We demonstrate that support for adaptation-aware editing and progressive update propagation can be added to optimistic and pessimistic replication protocols in an orthogonal fashion. Specifically, new states are added to the state machines that describe the replication protocols, but the existing states and transitions remain unaffected.
We have described the implementation of our CoFi prototype, which supports adaptation-aware editing and progressive update propagation for optimistic client-server replication. We have presented performance results for experiments with multimedia authoring and collaboration with two real world applications. For these applications, the ability to edit partially loaded documents and progressively propagate fidelity refinements of modifications substantially reduce upload and download latencies.

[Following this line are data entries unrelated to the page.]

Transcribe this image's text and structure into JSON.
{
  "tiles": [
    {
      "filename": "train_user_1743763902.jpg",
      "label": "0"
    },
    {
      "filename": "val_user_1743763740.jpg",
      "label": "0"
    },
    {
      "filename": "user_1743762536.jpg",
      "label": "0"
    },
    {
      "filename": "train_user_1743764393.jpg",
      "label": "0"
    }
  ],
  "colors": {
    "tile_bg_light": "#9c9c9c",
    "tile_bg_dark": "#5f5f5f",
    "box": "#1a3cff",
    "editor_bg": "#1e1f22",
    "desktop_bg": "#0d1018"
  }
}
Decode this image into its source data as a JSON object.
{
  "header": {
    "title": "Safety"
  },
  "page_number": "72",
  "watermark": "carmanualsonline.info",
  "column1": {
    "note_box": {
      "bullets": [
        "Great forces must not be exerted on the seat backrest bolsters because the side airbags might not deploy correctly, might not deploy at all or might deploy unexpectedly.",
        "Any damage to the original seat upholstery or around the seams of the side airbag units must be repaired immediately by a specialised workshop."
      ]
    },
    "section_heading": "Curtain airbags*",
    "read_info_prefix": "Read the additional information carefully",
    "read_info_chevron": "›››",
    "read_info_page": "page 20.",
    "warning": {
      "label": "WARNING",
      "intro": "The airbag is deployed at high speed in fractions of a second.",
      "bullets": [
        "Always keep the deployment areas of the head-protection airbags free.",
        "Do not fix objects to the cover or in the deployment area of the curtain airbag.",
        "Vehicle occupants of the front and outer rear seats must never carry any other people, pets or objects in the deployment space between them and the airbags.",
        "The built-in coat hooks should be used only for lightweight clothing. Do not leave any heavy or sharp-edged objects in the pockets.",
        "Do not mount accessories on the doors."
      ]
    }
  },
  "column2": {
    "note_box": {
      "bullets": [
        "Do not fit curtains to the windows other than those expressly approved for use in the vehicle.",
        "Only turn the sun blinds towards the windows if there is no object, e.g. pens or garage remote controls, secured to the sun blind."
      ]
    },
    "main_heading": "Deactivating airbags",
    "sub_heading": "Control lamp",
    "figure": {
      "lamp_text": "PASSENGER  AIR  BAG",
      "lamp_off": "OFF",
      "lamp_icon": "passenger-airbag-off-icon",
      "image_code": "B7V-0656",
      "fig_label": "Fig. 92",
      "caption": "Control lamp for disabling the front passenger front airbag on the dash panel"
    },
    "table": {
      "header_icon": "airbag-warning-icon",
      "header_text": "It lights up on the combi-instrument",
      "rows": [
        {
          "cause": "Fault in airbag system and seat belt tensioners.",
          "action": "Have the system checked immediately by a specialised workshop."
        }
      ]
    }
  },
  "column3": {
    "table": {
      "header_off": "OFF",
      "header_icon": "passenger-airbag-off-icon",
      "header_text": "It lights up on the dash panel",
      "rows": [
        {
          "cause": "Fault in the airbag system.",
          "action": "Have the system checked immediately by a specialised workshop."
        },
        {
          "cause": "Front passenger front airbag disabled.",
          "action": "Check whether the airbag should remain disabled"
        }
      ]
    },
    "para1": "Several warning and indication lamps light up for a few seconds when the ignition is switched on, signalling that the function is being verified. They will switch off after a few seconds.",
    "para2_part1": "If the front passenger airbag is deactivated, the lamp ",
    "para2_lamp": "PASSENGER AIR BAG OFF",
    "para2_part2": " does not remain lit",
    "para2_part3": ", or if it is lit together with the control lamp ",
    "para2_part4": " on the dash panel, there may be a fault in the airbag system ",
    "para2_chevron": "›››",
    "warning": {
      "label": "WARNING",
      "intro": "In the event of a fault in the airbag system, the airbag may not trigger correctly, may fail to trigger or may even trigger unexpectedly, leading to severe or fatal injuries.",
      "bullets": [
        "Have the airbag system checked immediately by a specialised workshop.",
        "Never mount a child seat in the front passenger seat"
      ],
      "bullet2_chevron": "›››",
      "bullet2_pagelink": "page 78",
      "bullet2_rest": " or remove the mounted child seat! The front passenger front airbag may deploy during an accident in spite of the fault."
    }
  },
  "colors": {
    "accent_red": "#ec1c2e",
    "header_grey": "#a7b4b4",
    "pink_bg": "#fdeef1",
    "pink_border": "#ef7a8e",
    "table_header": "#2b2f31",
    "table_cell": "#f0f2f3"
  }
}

While the experiments in this paper focus on document-centric applications, the same principles can be extended to applications with real-time requirements, such as video or audio. Adaptation-aware editing could be used to support video editing, while progressive update propagation would be useful in situations where there is a benefit in retransmitting a higher-fidelity version of a video or audio stream, such as when a user listens to a recording multiple times.